FDIC had not always controlled the logical and physical boundaries protecting its information and systems. Examples are as follows:

  • Certain network devices, servers, and workstations on FDIC’s internal network were not always configured to sufficiently restrict access or to fully secure connections.
  • Firewalls controlling traffic between segments of FDIC’s internal network did not sufficiently control certain types of network traffic.
  • Boundary protection controls were configured in a manner that limited the effectiveness of monitoring controls.

As a result of these deficiencies, FDIC faces an increased risk that individuals could gain unauthorized access to its financial systems and information.

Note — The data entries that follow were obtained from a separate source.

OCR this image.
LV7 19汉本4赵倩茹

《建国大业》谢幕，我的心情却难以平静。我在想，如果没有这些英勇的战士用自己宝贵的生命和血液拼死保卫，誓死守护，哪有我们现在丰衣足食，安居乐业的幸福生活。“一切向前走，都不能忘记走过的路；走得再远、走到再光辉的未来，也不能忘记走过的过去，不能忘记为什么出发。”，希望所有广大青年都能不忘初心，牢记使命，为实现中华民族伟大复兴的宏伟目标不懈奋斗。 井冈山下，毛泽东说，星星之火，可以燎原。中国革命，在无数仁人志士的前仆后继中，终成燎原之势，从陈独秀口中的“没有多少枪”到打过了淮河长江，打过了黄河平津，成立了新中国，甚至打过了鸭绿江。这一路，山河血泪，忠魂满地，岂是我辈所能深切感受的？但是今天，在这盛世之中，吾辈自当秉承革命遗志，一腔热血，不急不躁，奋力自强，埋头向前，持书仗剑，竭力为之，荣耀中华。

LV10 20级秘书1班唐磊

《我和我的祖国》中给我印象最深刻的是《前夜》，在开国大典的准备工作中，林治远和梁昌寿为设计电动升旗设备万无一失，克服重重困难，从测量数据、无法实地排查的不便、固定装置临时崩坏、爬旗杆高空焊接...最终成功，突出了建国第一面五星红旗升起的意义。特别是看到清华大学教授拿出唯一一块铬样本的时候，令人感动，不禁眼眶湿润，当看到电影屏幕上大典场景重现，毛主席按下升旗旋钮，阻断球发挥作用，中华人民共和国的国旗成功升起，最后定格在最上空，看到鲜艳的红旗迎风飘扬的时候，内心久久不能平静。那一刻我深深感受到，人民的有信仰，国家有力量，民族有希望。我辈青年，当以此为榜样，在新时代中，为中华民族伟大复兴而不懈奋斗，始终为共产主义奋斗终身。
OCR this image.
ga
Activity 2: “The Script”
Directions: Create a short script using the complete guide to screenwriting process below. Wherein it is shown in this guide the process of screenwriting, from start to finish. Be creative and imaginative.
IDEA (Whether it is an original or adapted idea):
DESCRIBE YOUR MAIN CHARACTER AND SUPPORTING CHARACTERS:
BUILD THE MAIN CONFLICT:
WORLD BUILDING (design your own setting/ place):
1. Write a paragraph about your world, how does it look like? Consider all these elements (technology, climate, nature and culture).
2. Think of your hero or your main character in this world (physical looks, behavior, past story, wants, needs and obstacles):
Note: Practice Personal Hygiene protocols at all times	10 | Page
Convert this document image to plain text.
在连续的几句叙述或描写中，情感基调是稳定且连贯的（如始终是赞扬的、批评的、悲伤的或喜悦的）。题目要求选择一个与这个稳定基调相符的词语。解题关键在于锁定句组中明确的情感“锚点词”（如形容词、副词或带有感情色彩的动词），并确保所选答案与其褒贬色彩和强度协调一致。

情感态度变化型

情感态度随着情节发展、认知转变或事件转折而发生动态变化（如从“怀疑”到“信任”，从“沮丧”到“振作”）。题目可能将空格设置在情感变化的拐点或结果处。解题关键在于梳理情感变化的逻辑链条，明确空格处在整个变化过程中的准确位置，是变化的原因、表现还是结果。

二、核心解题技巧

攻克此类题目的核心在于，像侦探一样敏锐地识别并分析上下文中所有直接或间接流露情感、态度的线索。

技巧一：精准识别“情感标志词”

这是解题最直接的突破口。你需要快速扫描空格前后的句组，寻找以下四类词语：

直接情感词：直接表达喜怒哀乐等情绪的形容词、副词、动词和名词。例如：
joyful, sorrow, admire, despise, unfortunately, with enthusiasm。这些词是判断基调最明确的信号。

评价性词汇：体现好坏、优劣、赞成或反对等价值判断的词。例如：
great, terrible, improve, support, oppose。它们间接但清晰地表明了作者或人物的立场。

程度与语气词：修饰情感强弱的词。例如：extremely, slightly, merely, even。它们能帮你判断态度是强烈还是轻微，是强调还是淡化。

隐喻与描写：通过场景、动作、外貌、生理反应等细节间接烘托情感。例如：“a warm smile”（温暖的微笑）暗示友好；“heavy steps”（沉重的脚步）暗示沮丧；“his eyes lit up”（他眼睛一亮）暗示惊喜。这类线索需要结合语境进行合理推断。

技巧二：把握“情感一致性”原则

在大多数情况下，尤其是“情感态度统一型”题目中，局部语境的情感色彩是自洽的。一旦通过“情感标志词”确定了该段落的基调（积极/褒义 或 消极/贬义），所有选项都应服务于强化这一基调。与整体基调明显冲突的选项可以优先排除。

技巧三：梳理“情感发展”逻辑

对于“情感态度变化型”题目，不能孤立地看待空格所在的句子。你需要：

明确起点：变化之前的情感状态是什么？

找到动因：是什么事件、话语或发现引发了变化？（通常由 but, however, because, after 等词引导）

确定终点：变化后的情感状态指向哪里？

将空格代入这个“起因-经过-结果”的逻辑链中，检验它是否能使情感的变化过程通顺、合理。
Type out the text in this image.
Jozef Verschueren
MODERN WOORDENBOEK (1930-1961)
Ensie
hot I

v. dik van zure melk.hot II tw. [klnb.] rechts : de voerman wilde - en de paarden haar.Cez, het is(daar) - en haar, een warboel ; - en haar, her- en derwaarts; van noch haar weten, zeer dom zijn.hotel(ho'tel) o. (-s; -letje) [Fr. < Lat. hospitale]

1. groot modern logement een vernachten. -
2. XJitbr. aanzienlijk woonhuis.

Controls for Identifying and Authenticating Users Were Not Consistently Enforced

FDIC had not consistently enforced other identification and authentication user controls. Examples are as follows:

  • Passwords for certain privileged accounts on a system supporting financial processing were not configured in accordance with FDIC policy. Additionally, two of the accounts were using the same password.
  • Password settings for certain accounts on a system supporting the loss-share loss estimation process were not configured in accordance with FDIC policy.
  • Systems supporting financial processing were not always configured with sufficiently strong identification and authentication controls.

As a result of these deficiencies, FDIC is at an increased risk that an individual with malicious intentions could gain inappropriate access to its financial systems and information.

Sensitive Information Was Not Always Encrypted

FDIC had implemented controls to encrypt certain sensitive information on its systems. For example, it had restricted the use of unencrypted protocols on the mainframe and had required that sensitive information stored on user workstations or mobile devices be encrypted.

However, FDIC had not always ensured that sensitive financial information transmitted over and stored on its network was adequately encrypted. Specifically, FDIC had not always used sufficiently strong encryption on two systems supporting the loss-share loss estimation process and had not always strongly encrypted stored passwords on certain financial systems.

As a result of these deficiencies, FDIC is at an increased risk that an individual could capture information such as user IDs and passwords and use them to gain unauthorized access to data and system resources.

Critical Systems Were Not Always Fully Patched

FDIC had patched many of its systems and had ensured that much of its software was up-to-date. For example, it had retired critical network devices that were not supported by their manufacturers, updated patch levels for third-party software running on two UNIX servers, and removed an obsolete version of third-party software running on a Windows server.

However, FDIC had not consistently updated its financial systems and servers with critical patches or kept its software up-to-date, including systems supporting the loss-share loss estimation process.

For example, certain servers supporting financial processing were running a version of software that was unsupported for patch updates, and several workstations used in the loss-share loss estimation process were missing patches and were running software that was no longer supported by the manufacturer.

Additionally, certain workstations were missing operating system patches. As a result of these deficiencies, FDIC is at an increased risk that unpatched vulnerabilities could allow its information and information systems to be compromised.